🐛 Bug Report - _access_token cache leads to wrong user being logged in

[mrharpo]

Bug description

First off, thanks for the great project! We are trying to see if we can use this as part of our FastAPI application, but found a major bug in the implementation:

TLDR

Storing the OAuth2Core._access_token means the 2nd person to login to the server (and each subsequent user) gets the 1st person's user_data in their token.

core.py

fastapi-oauth2/src/fastapi_oauth2/core.py

Lines 72 to 76 in 53973d6

	@property
	def access_token(self) -> str:
	if not self._access_token:
	self._access_token = self._oauth_client.access_token
	return self._access_token

Solution

Returning the access_token directly from the _oauth_client works correctly, as far as I can tell.

    @property
    def access_token(self) -> str:
        return self._oauth_client.access_token

Reproduction URL

WGBH-MLA/organ#3

Reproduction steps

Server

from os import getenv

from fastapi import FastAPI
from fastapi_oauth2.claims import Claims
from fastapi_oauth2.client import OAuth2Client
from fastapi_oauth2.config import OAuth2Config
from fastapi_oauth2.middleware import OAuth2Middleware
from fastapi_oauth2.router import router as oauth2_router
from social_core.backends.github import GithubOAuth2

github_client = OAuth2Client(
    backend=GithubOAuth2,
    client_id=getenv('OAUTH2_GITHUB_CLIENT_ID'),
    client_secret=getenv('OAUTH2_GITHUB_CLIENT_SECRET'),
    scope=['user:email'],
    claims=Claims(
        picture='avatar_url',
        identity=lambda user: f"{user.provider}:{user.sub}",
    ),
)
oauth_config = OAuth2Config(
    allow_http=True,
    jwt_secret=getenv('JWT_SECRET'),
    jwt_expires=getenv('JWT_EXPIRES'),
    jwt_algorithm=getenv('JWT_ALGORITHM'),
    clients=[
        github_client,
    ],
)

app = FastAPI()
app.include_router(oauth2_router)
app.add_middleware(
    OAuth2Middleware,
    config=oauth_config,
    callback=lambda auth, user: print(auth, user),
)

Env

JWT_SECRET=superdupersecret
JWT_ALGORITHM=HS256
JWT_EXPIRES=900
OAUTH2_GITHUB_CLIENT_ID=...
OAUTH2_GITHUB_CLIENT_SECRET=...

Steps

0. Configure GitHub OAuth2 application with:

• Homepage URL: http://localhost:8000/
• Authorization callback URL: http://localhost:8000/oauth2/github/token

1. Run server: uvicorn server:app
2. Browser 1: Make login authorization request: http://localhost:8000/oauth2/github/authorize
3. Browser 1 gets correct Authorization cookie
4. Browser 2: Make login authorization request with different GitHub user
5. Browser 2: gets Authorization cookie with Browser 1's user_data

Screenshots

Logs

No response

Browsers

No response

OS

No response

[ArtyomVancyan]

@mrharpo, thanks for reporting the issue.
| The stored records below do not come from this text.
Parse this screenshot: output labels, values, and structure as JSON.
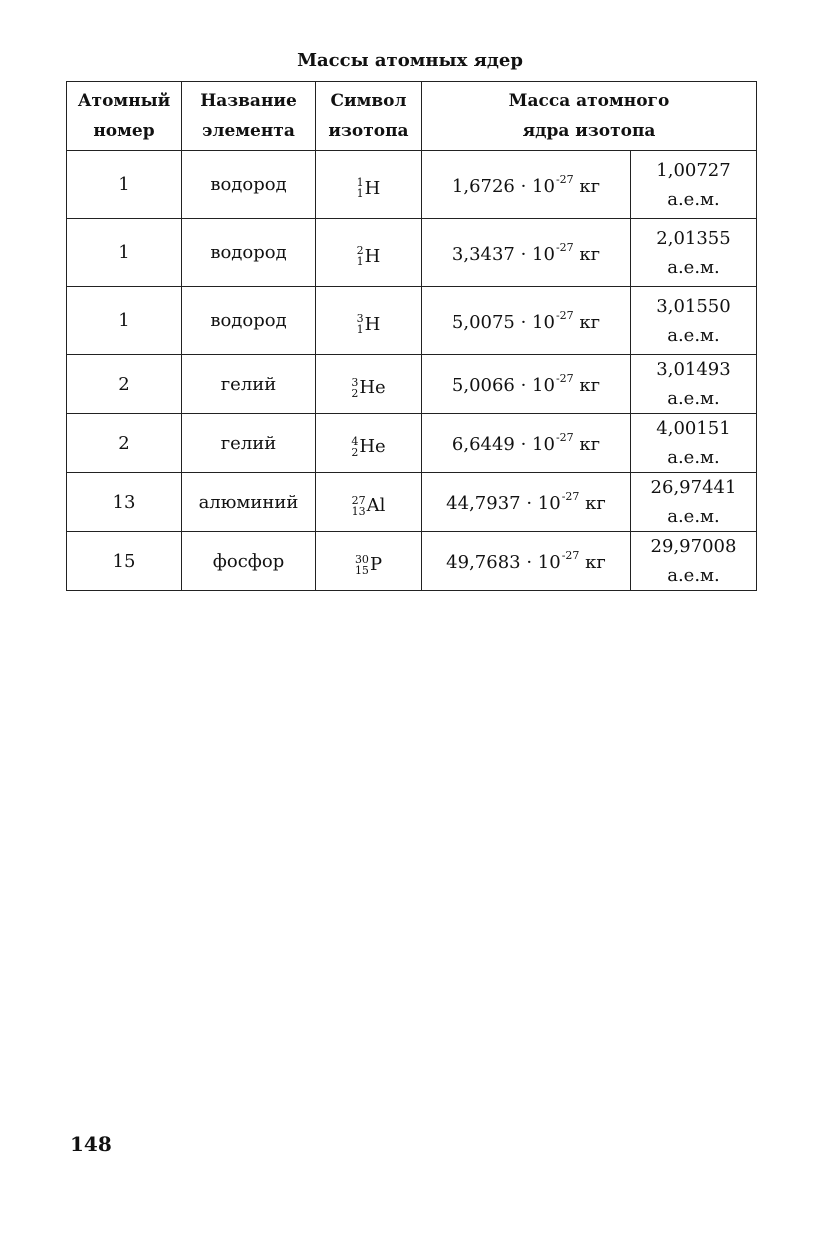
{
  "title": "Массы атомных ядер",
  "headers": {
    "atomic_number": [
      "Атомный",
      "номер"
    ],
    "element_name": [
      "Название",
      "элемента"
    ],
    "isotope_symbol": [
      "Символ",
      "изотопа"
    ],
    "nucleus_mass": [
      "Масса атомного",
      "ядра изотопа"
    ]
  },
  "rows": [
    {
      "z": "1",
      "name": "водород",
      "mass_number": "1",
      "atomic_number": "1",
      "symbol": "H",
      "mass_kg": "1,6726",
      "power": "10",
      "exponent": "-27",
      "unit": "кг",
      "amu": "1,00727",
      "amu_unit": "а.е.м."
    },
    {
      "z": "1",
      "name": "водород",
      "mass_number": "2",
      "atomic_number": "1",
      "symbol": "H",
      "mass_kg": "3,3437",
      "power": "10",
      "exponent": "-27",
      "unit": "кг",
      "amu": "2,01355",
      "amu_unit": "а.е.м."
    },
    {
      "z": "1",
      "name": "водород",
      "mass_number": "3",
      "atomic_number": "1",
      "symbol": "H",
      "mass_kg": "5,0075",
      "power": "10",
      "exponent": "-27",
      "unit": "кг",
      "amu": "3,01550",
      "amu_unit": "а.е.м."
    },
    {
      "z": "2",
      "name": "гелий",
      "mass_number": "3",
      "atomic_number": "2",
      "symbol": "He",
      "mass_kg": "5,0066",
      "power": "10",
      "exponent": "-27",
      "unit": "кг",
      "amu": "3,01493",
      "amu_unit": "а.е.м."
    },
    {
      "z": "2",
      "name": "гелий",
      "mass_number": "4",
      "atomic_number": "2",
      "symbol": "He",
      "mass_kg": "6,6449",
      "power": "10",
      "exponent": "-27",
      "unit": "кг",
      "amu": "4,00151",
      "amu_unit": "а.е.м."
    },
    {
      "z": "13",
      "name": "алюминий",
      "mass_number": "27",
      "atomic_number": "13",
      "symbol": "Al",
      "mass_kg": "44,7937",
      "power": "10",
      "exponent": "-27",
      "unit": "кг",
      "amu": "26,97441",
      "amu_unit": "а.е.м."
    },
    {
      "z": "15",
      "name": "фосфор",
      "mass_number": "30",
      "atomic_number": "15",
      "symbol": "P",
      "mass_kg": "49,7683",
      "power": "10",
      "exponent": "-27",
      "unit": "кг",
      "amu": "29,97008",
      "amu_unit": "а.е.м."
    }
  ],
  "page_number": "148"
}
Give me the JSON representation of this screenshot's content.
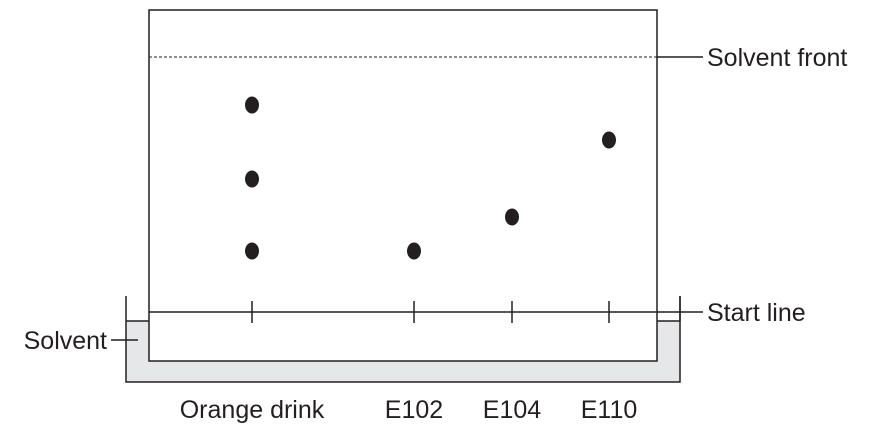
{
  "labels": {
    "solvent_front": "Solvent front",
    "start_line": "Start line",
    "solvent": "Solvent"
  },
  "lanes": [
    {
      "name": "Orange drink",
      "spots": 3
    },
    {
      "name": "E102",
      "spots": 1
    },
    {
      "name": "E104",
      "spots": 1
    },
    {
      "name": "E110",
      "spots": 1
    }
  ],
  "colors": {
    "ink": "#231f20",
    "solvent_fill": "#e6e7e8",
    "paper": "#ffffff"
  }
}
I have tested with different OAuth clients but never tested with different accounts of the same OAuth client. I was able to reproduce the issue on the playground application and reviewed your pull request (#48). The thing is that self._oauth_client.access_token is accessible only once, which is why I implemented caching on it. I suggest just setting the self._access_token to None on logout or making it an instance variable.